Le syndicalisme
dans tous ses états
Le 9 novembre 1940, les confédérations syndicales ouvrières et patronales sont dissoutes par décret. Dans l'attente de « l'organisation sociale des professions » dont la Charte du travail se voudrait l'expression, les syndicats existants, leurs fédérations, unions locales et départementales échappent provisoirement à la dissolution. Cette mesure exclut les syndicats de fonctionnaires, dissous dès le 15 octobre 1940 et remplacés par des associations professionnelles. Mais les rivalités entre fractions vichystes interdisent de construire un encadrement des salariés par un appareil corporatiste intégré à l'État. Malgré l'adoption de la Charte du travail (octobre 1941) et l'instauration de syndicats uniques (août 1942), le provisoire est destiné à durer.
Au lendemain de la signature du pacte germano-soviétique, les ex-unitaires, membres du PCF, ont été exclus de la CGT. Victimes de la répression anti-communiste, ils s'engagent précocement dans l'action clandestine et créent des comités populaires devenus des structures de substitution.
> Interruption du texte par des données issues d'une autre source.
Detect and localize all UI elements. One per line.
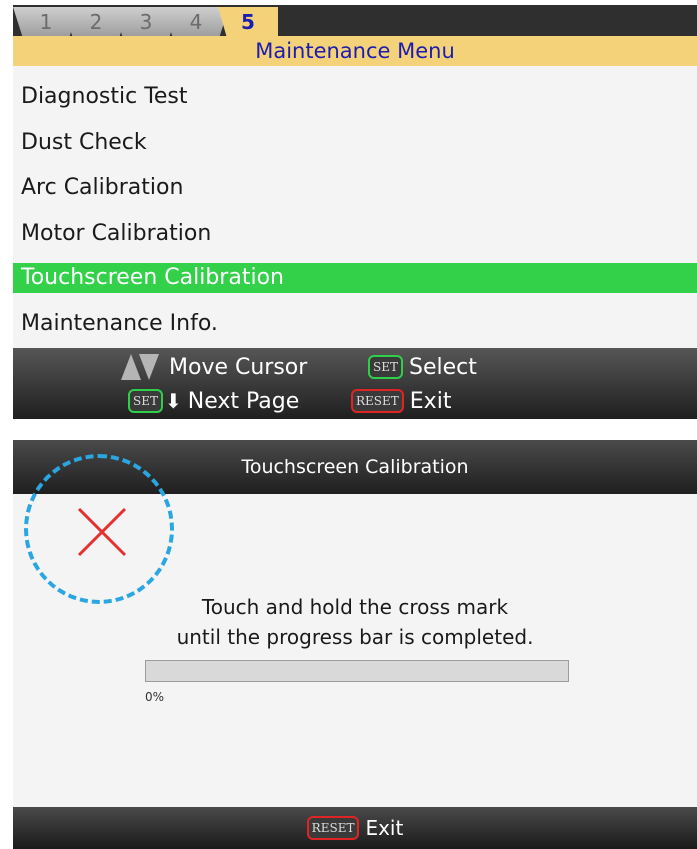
select-hint: SET Select — [368, 352, 477, 382]
set-key-icon[interactable]: SET — [128, 389, 163, 413]
menu-item-arc-calibration[interactable]: Arc Calibration — [13, 165, 697, 211]
down-arrow-icon — [139, 354, 159, 380]
move-cursor-hint: Move Cursor — [121, 352, 307, 382]
calibration-footer: RESET Exit — [13, 807, 697, 849]
menu-item-diagnostic-test[interactable]: Diagnostic Test — [13, 74, 697, 120]
progress-bar — [145, 660, 569, 682]
exit-label: Exit — [409, 388, 452, 414]
calibration-instructions: Touch and hold the cross mark until the … — [13, 592, 697, 652]
reset-key-icon[interactable]: RESET — [306, 816, 360, 840]
down-arrow-small-icon: ⬇ — [164, 389, 182, 413]
maintenance-menu-screen: 1 2 3 4 5 Maintenance Menu Diagnostic Te… — [13, 5, 697, 419]
menu-item-maintenance-info[interactable]: Maintenance Info. — [13, 301, 697, 347]
reset-key-icon[interactable]: RESET — [351, 389, 404, 413]
tab-5[interactable]: 5 — [218, 7, 278, 36]
up-arrow-icon — [121, 354, 141, 380]
tab-bar: 1 2 3 4 5 — [13, 5, 697, 36]
next-page-hint: SET ⬇ Next Page — [128, 386, 299, 416]
menu-list: Diagnostic Test Dust Check Arc Calibrati… — [13, 74, 697, 347]
next-page-label: Next Page — [187, 388, 300, 414]
set-key-icon[interactable]: SET — [368, 355, 403, 379]
exit-hint: RESET Exit — [351, 386, 451, 416]
menu-footer: Move Cursor SET Select SET ⬇ Next Page R… — [13, 348, 697, 419]
menu-item-motor-calibration[interactable]: Motor Calibration — [13, 211, 697, 257]
menu-item-dust-check[interactable]: Dust Check — [13, 120, 697, 166]
instruction-line-1: Touch and hold the cross mark — [201, 595, 509, 619]
up-down-arrows[interactable] — [121, 354, 159, 380]
menu-title: Maintenance Menu — [13, 36, 697, 66]
cross-mark-icon[interactable] — [75, 505, 129, 559]
exit-label: Exit — [365, 816, 404, 840]
progress-percent: 0% — [145, 690, 165, 704]
tab-4[interactable]: 4 — [163, 7, 229, 36]
instruction-line-2: until the progress bar is completed. — [176, 625, 534, 649]
menu-item-touchscreen-calibration[interactable]: Touchscreen Calibration — [13, 263, 697, 294]
select-label: Select — [408, 354, 477, 380]
touchscreen-calibration-screen: Touchscreen Calibration Touch and hold t… — [13, 440, 697, 849]
move-cursor-label: Move Cursor — [169, 354, 308, 380]
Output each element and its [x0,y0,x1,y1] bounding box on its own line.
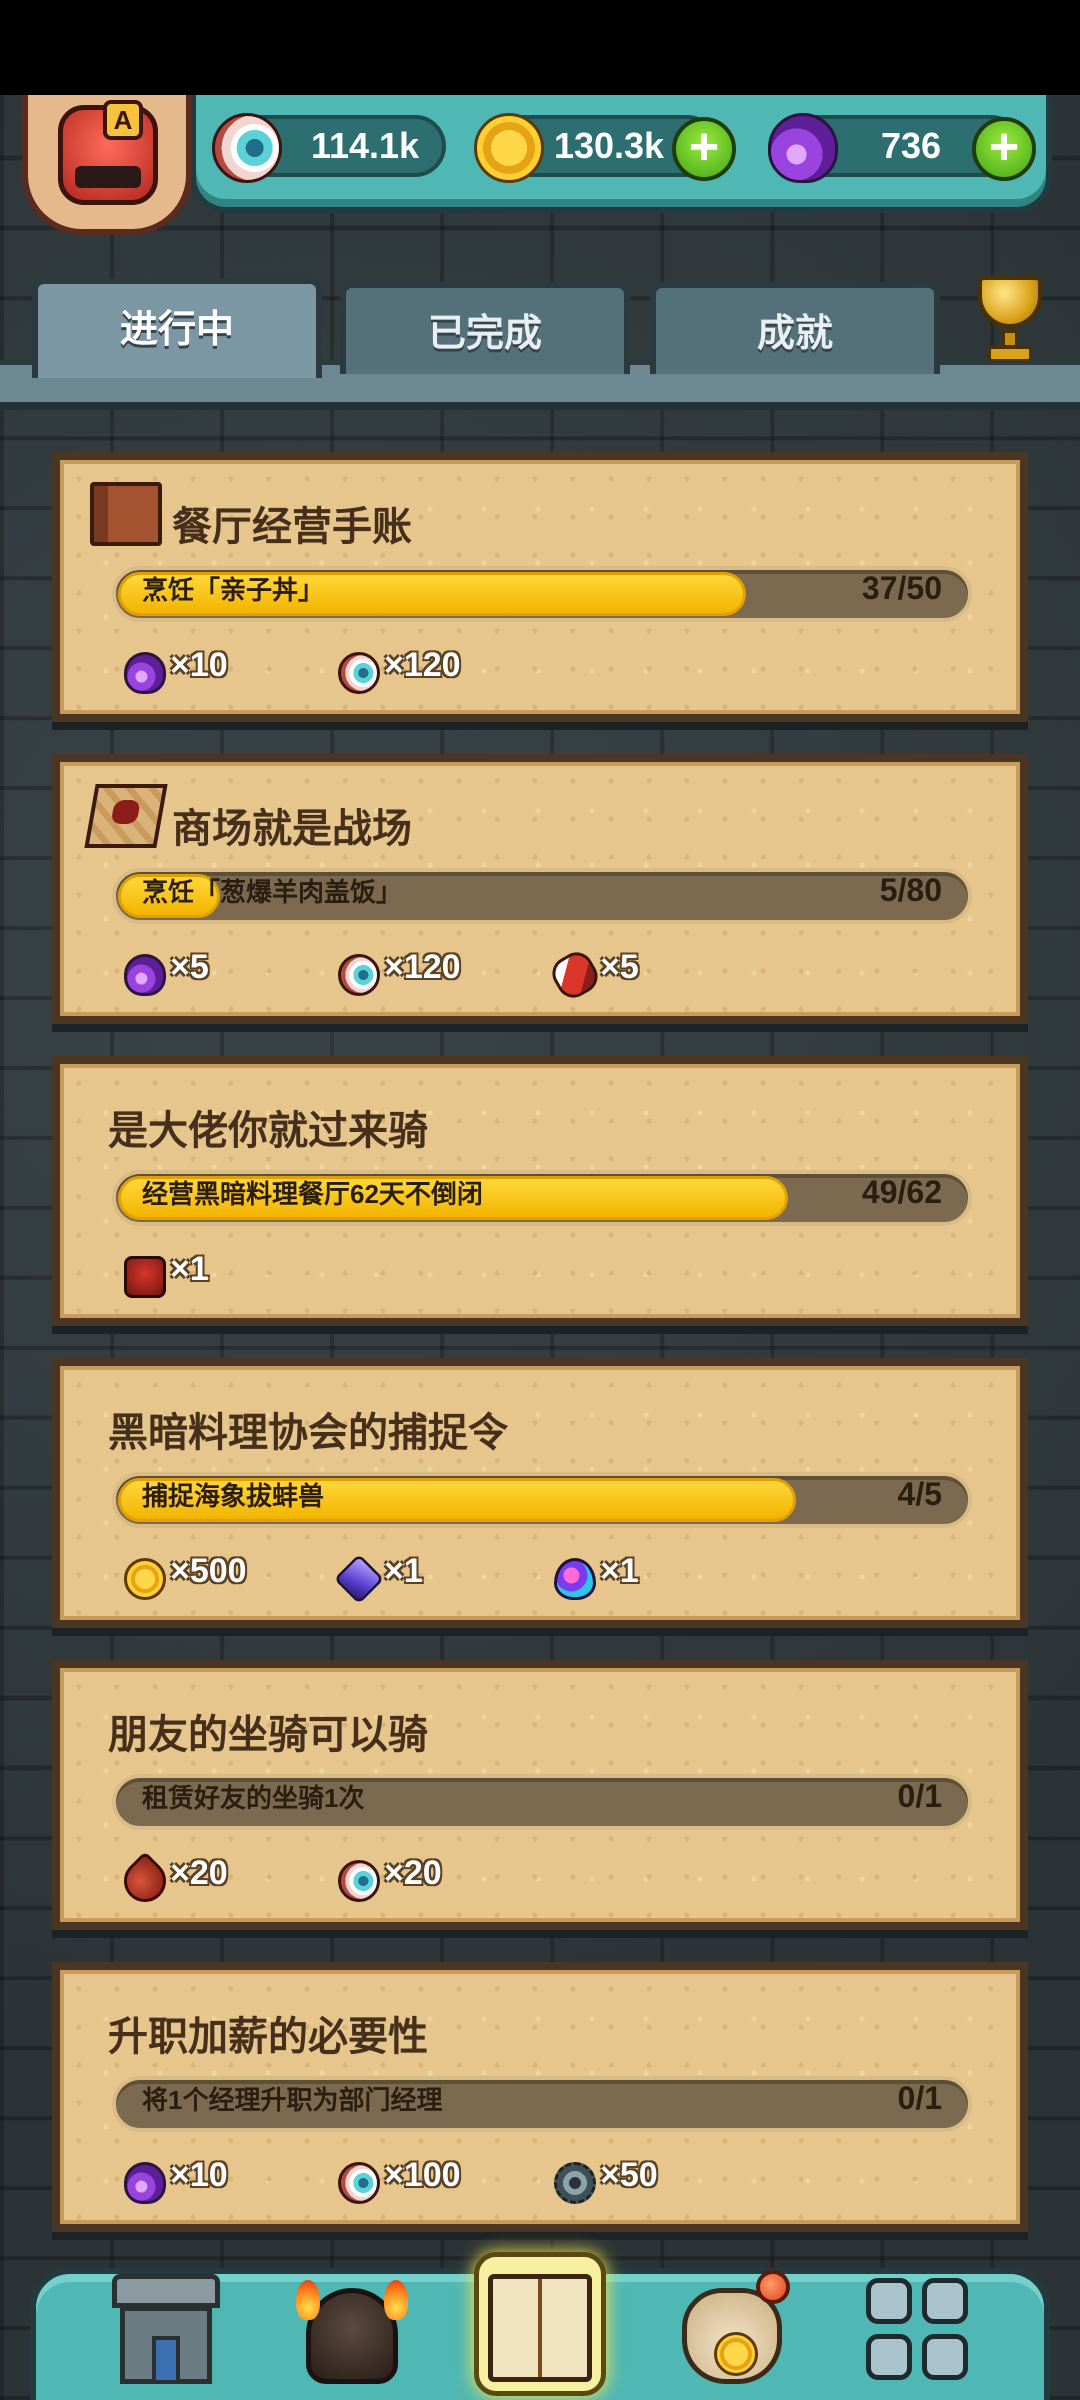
add-coins-button[interactable]: + [672,117,736,181]
quest-progress-bar: 烹饪「葱爆羊肉盖饭」 5/80 [112,868,972,924]
blood-drop-icon [115,1851,175,1911]
quest-rewards: ×10 ×120 [124,646,984,702]
add-potions-button[interactable]: + [972,117,1036,181]
money-bag-icon[interactable] [672,2262,792,2392]
eyeball-icon [338,954,380,996]
currency-header: 114.1k 130.3k + 736 + [190,95,1052,213]
eyeball-icon [338,1860,380,1902]
quest-title: 朋友的坐骑可以骑 [108,1713,428,1757]
rainbow-egg-icon [554,1558,596,1600]
quest-rewards: ×10 ×100 ×50 [124,2156,984,2212]
gold-coin-icon [474,113,544,183]
quest-progress-bar: 将1个经理升职为部门经理 0/1 [112,2076,972,2132]
reward-quantity: ×1 [600,1552,639,1590]
quest-progress-bar: 经营黑暗料理餐厅62天不倒闭 49/62 [112,1170,972,1226]
reward-quantity: ×20 [170,1854,228,1892]
quest-rewards: ×500 ×1 ×1 [124,1552,984,1608]
quest-task: 捕捉海象拔蚌兽 [142,1481,325,1511]
menu-grid-icon[interactable] [862,2262,982,2392]
crystal-icon [333,1553,385,1605]
quest-progress-bar: 租赁好友的坐骑1次 0/1 [112,1774,972,1830]
quest-task: 租赁好友的坐骑1次 [142,1783,365,1813]
tab-in-progress[interactable]: 进行中 [32,278,322,378]
reward-quantity: ×10 [170,646,228,684]
reward-quantity: ×20 [384,1854,442,1892]
quest-card[interactable]: 升职加薪的必要性将1个经理升职为部门经理 0/1 ×10 ×100 ×50 [52,1962,1028,2232]
quest-progress-bar: 烹饪「亲子丼」 37/50 [112,566,972,622]
status-bar [0,0,1080,95]
red-mount-icon [124,1256,166,1298]
notification-dot [756,2270,790,2304]
eyeball-icon [338,2162,380,2204]
reward-quantity: ×10 [170,2156,228,2194]
quest-progress-bar: 捕捉海象拔蚌兽 4/5 [112,1472,972,1528]
quest-task: 将1个经理升职为部门经理 [142,2085,443,2115]
reward-quantity: ×120 [384,948,461,986]
gold-coin-icon [124,1558,166,1600]
reward-quantity: ×120 [384,646,461,684]
quest-card[interactable]: 朋友的坐骑可以骑租赁好友的坐骑1次 0/1 ×20 ×20 [52,1660,1028,1930]
quest-book-icon[interactable] [474,2252,606,2396]
quest-card[interactable]: 餐厅经营手账烹饪「亲子丼」 37/50 ×10 ×120 [52,452,1028,722]
quest-title: 升职加薪的必要性 [108,2015,428,2059]
quest-title: 是大佬你就过来骑 [108,1109,428,1153]
gear-token-icon [554,2162,596,2204]
coins-value: 130.3k [553,125,665,166]
eyeball-icon [338,652,380,694]
reward-quantity: ×5 [170,948,209,986]
quest-rewards: ×1 [124,1250,984,1306]
quest-title: 黑暗料理协会的捕捉令 [108,1411,508,1455]
reward-quantity: ×500 [170,1552,247,1590]
reward-quantity: ×50 [600,2156,658,2194]
rank-letter: A [103,100,143,140]
monster-mouth [75,166,141,188]
reward-quantity: ×5 [600,948,639,986]
quest-title: 商场就是战场 [172,807,412,851]
monster-avatar-icon: A [58,100,158,205]
quest-task: 烹饪「葱爆羊肉盖饭」 [142,877,403,907]
journal-book-icon [90,482,162,546]
quest-count: 0/1 [897,1778,942,1814]
quest-count: 49/62 [861,1174,942,1210]
quest-count: 37/50 [861,570,942,606]
purple-potion-icon [768,113,838,183]
eyes-value: 114.1k [310,125,420,166]
purple-potion-icon [124,652,166,694]
quest-card[interactable]: 商场就是战场烹饪「葱爆羊肉盖饭」 5/80 ×5 ×120 ×5 [52,754,1028,1024]
reward-quantity: ×1 [170,1250,209,1288]
rank-badge[interactable]: A [22,95,192,235]
tab-completed[interactable]: 已完成 [340,282,630,374]
purple-potion-icon [124,954,166,996]
kitchen-pot-icon[interactable] [292,2262,412,2392]
trophy-icon[interactable] [962,270,1058,366]
restaurant-icon[interactable] [106,2262,226,2392]
quest-count: 4/5 [897,1476,942,1512]
quest-card[interactable]: 是大佬你就过来骑经营黑暗料理餐厅62天不倒闭 49/62 ×1 [52,1056,1028,1326]
quest-task: 经营黑暗料理餐厅62天不倒闭 [142,1179,483,1209]
purple-potion-icon [124,2162,166,2204]
quest-rewards: ×20 ×20 [115,1851,984,1911]
quest-count: 0/1 [897,2080,942,2116]
coins-counter: 130.3k + [474,113,736,183]
eyeball-icon [212,113,282,183]
reward-quantity: ×100 [384,2156,461,2194]
quest-title: 餐厅经营手账 [172,505,412,549]
quest-task: 烹饪「亲子丼」 [142,575,325,605]
tab-achievements[interactable]: 成就 [650,282,940,374]
potions-counter: 736 + [768,113,1036,183]
quest-rewards: ×5 ×120 ×5 [124,946,984,1004]
potions-value: 736 [880,125,942,166]
treasure-map-icon [84,784,168,848]
meat-ticket-icon [546,946,604,1004]
quest-count: 5/80 [879,872,942,908]
reward-quantity: ×1 [384,1552,423,1590]
quest-card[interactable]: 黑暗料理协会的捕捉令捕捉海象拔蚌兽 4/5 ×500 ×1 ×1 [52,1358,1028,1628]
eyes-counter: 114.1k [212,113,446,183]
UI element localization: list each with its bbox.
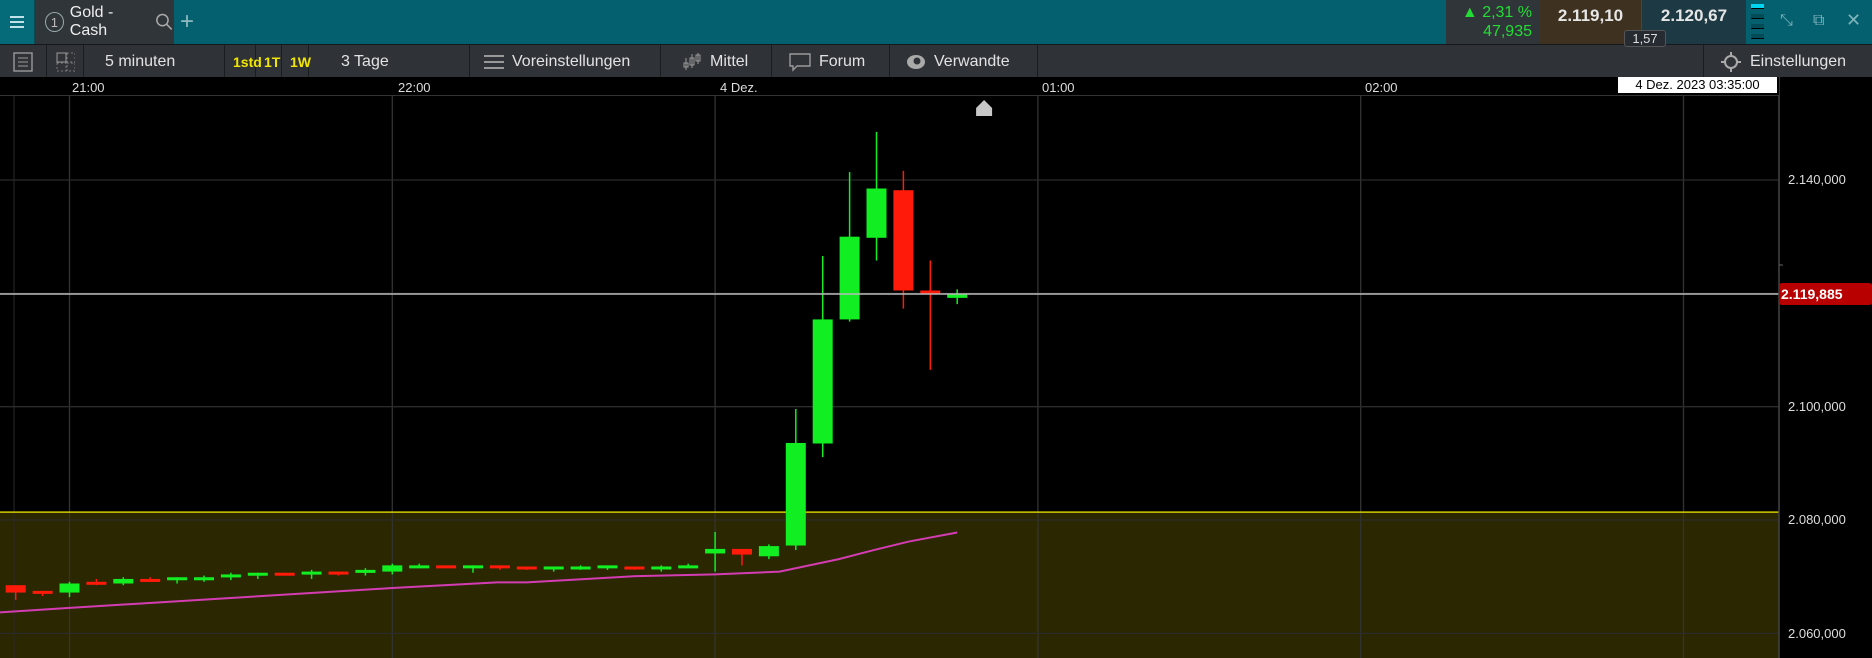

Les ex-confédérés réagissent à la dissolution en créant deux structures opposées. Le comité syndical de coordination soutient le ministre du Travail René Belin, prône la politique de présence et défend les principes d'un corporatisme syndical. Le comité d'études économiques et syndicales, à l'origine du manifeste des 12, signé par 9 cégétistes ex-confédérés et 3 syndicalistes chrétiens, réaffirme des valeurs constituant un désaveu de Vichy.
Les trois courants appellent du moins à agir au sein des syndicats dits légaux.
Entre le légal, l'illégal et le clandestin, aux frontières souvent poreuses, s'affirment des marges de manœuvre aussi étroites qu'insolites.